The Dinner is the third film adaptation of Koch's novel—following the 2013 Dutch film Het Diner and the 2014 Italian film I nostri ragazzi. Each brings its own cultural context and casting, though Moverman's version is notably the American take with a major Hollywood cast.

Q: Why did The Dinner flop at the box office?

Despite strong casting, the film grossed only $1.3 million domestically. Prestige dramas about moral ambiguity don't always find wide audiences, especially when they refuse to provide cathartic resolution or clear heroes.

Final Thoughts on The Dinner

The Dinner won't be for everyone—it's slow, morally murky, and deeply uncomfortable by design.
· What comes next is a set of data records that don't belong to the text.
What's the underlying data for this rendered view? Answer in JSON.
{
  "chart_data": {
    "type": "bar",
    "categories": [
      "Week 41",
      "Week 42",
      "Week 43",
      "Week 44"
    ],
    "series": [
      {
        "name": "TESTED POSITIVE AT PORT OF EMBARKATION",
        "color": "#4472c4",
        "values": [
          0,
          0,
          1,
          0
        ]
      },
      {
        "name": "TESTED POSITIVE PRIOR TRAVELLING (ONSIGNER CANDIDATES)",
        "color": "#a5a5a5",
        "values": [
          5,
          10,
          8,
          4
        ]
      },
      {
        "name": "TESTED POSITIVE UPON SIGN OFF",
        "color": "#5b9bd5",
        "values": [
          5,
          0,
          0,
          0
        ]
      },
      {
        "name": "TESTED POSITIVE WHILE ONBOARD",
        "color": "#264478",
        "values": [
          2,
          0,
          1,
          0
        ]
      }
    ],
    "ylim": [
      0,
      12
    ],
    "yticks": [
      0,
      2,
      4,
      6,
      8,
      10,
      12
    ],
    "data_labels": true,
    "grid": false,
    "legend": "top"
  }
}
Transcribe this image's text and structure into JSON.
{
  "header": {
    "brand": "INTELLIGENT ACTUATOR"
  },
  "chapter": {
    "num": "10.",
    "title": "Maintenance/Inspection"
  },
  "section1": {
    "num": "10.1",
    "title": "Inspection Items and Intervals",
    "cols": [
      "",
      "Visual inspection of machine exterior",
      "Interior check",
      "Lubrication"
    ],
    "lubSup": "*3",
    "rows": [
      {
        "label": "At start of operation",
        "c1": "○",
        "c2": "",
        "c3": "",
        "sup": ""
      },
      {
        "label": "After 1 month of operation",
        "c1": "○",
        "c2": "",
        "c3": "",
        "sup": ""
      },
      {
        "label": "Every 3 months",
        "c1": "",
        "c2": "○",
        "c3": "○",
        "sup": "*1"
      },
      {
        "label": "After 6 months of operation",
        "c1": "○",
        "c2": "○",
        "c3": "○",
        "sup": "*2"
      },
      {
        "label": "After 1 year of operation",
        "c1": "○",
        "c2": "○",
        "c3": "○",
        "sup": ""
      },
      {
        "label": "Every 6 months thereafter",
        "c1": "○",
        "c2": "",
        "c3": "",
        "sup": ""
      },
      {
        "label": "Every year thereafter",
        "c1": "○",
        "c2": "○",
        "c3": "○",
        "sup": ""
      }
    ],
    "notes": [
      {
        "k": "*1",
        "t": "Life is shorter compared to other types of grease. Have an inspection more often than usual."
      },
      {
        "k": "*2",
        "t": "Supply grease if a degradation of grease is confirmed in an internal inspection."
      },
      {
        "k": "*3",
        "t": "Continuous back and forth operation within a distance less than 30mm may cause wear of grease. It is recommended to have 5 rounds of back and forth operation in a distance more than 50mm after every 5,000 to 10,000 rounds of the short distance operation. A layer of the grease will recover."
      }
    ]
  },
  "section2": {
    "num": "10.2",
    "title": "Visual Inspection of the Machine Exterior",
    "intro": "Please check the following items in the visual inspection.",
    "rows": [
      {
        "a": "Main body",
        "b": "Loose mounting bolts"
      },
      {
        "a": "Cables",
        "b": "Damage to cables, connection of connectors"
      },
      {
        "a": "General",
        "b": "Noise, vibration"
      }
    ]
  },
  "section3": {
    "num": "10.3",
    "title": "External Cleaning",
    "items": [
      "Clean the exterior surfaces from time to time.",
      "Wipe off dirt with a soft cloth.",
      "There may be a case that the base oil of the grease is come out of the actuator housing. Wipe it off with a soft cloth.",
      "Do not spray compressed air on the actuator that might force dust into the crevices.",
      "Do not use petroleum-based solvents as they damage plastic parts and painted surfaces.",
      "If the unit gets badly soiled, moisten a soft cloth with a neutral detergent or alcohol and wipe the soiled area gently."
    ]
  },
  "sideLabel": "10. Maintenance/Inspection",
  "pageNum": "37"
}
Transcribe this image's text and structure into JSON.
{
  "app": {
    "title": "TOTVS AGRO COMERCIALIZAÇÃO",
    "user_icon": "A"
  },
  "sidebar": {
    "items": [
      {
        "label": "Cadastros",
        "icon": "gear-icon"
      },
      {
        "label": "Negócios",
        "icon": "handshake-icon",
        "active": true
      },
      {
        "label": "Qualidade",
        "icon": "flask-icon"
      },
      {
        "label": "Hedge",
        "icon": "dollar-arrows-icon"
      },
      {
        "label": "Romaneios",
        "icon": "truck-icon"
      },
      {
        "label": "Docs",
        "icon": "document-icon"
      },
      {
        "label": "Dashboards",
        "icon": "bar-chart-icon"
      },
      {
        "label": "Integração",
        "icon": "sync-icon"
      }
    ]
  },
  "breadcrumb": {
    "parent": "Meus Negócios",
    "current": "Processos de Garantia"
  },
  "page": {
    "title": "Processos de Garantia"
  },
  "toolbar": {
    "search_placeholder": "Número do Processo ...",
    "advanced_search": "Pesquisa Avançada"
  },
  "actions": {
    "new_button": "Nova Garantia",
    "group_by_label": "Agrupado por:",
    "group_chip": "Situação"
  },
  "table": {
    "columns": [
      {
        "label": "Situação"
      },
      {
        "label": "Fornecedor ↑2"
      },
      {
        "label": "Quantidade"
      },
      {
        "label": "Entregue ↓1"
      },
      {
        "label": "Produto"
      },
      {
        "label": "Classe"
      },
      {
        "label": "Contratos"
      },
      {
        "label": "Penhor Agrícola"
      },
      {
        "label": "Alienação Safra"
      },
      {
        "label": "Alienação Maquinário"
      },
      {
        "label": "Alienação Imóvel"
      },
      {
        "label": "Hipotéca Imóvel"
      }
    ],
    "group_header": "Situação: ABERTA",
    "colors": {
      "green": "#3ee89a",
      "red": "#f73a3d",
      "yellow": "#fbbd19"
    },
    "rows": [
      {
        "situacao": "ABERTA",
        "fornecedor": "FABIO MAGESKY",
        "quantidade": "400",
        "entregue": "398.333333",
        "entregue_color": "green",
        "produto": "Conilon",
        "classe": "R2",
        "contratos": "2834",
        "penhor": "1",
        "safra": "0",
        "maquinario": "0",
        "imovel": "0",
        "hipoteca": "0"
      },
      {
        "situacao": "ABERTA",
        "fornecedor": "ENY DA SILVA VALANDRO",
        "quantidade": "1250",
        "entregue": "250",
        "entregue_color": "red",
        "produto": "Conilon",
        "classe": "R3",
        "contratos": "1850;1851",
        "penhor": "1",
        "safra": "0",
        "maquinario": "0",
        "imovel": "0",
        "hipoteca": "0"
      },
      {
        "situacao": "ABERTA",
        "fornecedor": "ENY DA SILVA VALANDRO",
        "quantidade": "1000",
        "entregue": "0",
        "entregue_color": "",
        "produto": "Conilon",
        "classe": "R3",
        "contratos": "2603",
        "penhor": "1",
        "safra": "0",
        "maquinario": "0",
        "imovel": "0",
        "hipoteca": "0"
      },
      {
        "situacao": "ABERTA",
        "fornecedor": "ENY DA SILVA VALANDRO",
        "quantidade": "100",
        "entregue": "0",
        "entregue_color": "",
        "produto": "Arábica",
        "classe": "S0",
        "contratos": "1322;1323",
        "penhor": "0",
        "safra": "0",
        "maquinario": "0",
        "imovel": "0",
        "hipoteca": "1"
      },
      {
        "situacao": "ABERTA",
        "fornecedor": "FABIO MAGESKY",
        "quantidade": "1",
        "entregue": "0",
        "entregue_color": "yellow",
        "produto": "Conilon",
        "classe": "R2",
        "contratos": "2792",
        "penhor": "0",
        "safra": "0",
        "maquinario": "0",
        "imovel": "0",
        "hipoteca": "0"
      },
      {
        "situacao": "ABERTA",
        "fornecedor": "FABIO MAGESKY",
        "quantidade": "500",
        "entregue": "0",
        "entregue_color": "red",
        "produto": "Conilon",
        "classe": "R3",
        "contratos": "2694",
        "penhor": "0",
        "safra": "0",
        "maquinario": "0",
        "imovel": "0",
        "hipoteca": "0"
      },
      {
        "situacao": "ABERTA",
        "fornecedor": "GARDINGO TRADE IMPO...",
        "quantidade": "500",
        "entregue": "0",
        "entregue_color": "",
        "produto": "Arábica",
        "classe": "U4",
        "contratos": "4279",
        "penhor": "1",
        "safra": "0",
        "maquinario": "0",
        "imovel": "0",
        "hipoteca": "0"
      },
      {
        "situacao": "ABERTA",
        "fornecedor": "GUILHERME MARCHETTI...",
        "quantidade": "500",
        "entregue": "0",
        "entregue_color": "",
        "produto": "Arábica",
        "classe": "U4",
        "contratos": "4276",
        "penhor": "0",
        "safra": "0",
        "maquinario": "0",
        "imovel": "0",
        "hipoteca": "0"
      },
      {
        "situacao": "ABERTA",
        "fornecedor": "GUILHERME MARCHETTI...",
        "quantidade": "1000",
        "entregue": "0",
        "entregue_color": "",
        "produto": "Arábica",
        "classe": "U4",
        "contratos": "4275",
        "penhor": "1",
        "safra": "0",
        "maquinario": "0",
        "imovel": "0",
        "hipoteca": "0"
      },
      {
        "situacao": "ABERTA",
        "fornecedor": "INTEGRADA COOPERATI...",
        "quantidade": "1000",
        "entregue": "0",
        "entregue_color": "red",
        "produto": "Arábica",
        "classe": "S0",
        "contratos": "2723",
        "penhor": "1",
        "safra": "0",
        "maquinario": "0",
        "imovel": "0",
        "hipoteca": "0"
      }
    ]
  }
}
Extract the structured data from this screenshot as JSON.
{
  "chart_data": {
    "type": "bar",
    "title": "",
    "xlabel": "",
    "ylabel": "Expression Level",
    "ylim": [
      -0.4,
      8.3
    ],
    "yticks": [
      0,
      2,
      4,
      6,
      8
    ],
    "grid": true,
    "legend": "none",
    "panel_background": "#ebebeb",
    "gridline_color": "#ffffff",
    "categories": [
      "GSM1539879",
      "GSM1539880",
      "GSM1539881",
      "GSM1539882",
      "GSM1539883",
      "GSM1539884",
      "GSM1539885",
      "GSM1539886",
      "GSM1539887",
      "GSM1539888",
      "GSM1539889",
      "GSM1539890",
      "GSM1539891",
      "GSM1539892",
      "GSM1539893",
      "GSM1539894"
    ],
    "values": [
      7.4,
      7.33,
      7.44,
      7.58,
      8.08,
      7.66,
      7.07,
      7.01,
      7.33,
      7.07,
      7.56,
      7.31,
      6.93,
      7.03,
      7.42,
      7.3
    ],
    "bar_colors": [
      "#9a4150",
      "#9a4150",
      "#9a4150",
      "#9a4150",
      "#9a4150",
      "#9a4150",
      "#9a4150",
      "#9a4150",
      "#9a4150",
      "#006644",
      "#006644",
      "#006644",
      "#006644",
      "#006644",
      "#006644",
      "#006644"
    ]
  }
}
But if you're drawn to films that trust audiences to sit with complexity and refuse easy judgment, it's worth your time. The performances anchor everything, particularly Gere's transformation into a man who's convinced himself that rationalization equals morality. It's a film that lingers, not because it's cheerful, but because it asks uncomfortable questions about who we'd become to protect the people we love.